Particle breakage in uniform and gap-graded soils

Abstract

This research investigates the particle breakage of uniform and gap-graded soils using a special designed oedometer cell to reach a high stress level and also using a Wille Geotechnik ring shear apparatus to enable soils to be crushed significantly, combined with particle size distribution analysis. Aspects of breakage investigated are: the effect of the total and effective stress, the effect of the particle sizes, and the application of the fractal theory to the results.

The effects of pore water pressure on the breakage were examined by submitted soils to different total stresses but the same effective under one-dimensional compression. The effective stress was found to dominate the breakage. A constitutive relationship based on the concept of effective stress, was derived to predict the compression behaviour.
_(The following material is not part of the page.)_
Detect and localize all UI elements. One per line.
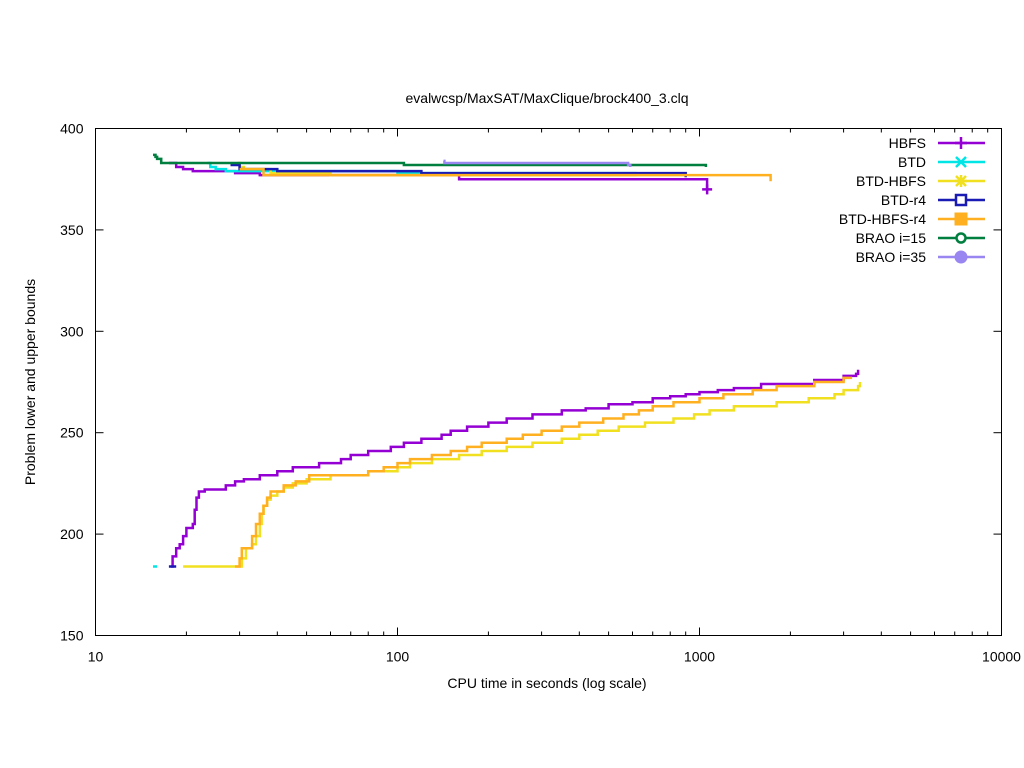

The relationship proposed in this study incorporates the individual particle strength given from single particle crushing test, changes of grading in term of breakage, and ultimate fractal distribution, which are validated by the experimental data obtained on the uniform Leighton Buzzard sand with range of stresses, and experimental results which show that breakage is a power law function with the stress.

The one-dimensional normal compression lines (NCL) are found non-convergent for 20% and 60% small grains (SG) content specimens and convergent for 40% SG content specimens prepared at different initial void ratio, while the breakage of these samples is decreasing with increasing SG content, and thus the role of breakage in the convergence of the NCL is not clear. The specimens prepared at the same initial void ratio but different SG content and ratios were found have a similar yielding stress and convergent at the similar final void ratio although the yielding stress is highly dependent on the size of particles in the uniform specimen, which indicates that the amount of small grains has no or limited effect on the yielding stress and the convergence of the NCL. It seems the yielding stress is not dominated by the tensile strength of large particle despite the force in mixture soils transmitted though the large particles. The relative breakage was found to be dependent on the size of large particles instead of the ratio of large to small size particles.

From the ring shear tests, the significance of breakage was found in the finite shear zones, and the thickness of shear zone was not affected by the presence of small grains but by the size of large particles. The fractal dimension of the ultimate grading was computed by number of particle based method, but the density distribution shows that each soil have two or three peaks in the density distribution, leading to the grading no longer to being well graded. Multi-fractal approach was proposed to analyse the ultimate grading for uniform and gap-graded soil, by dividing into two domains and three domains fractal distribution. The results presented in this thesis being more experimental evidence on the role of large and small particles in gap-graded soils, and the evolution of their grading during compression and shearing.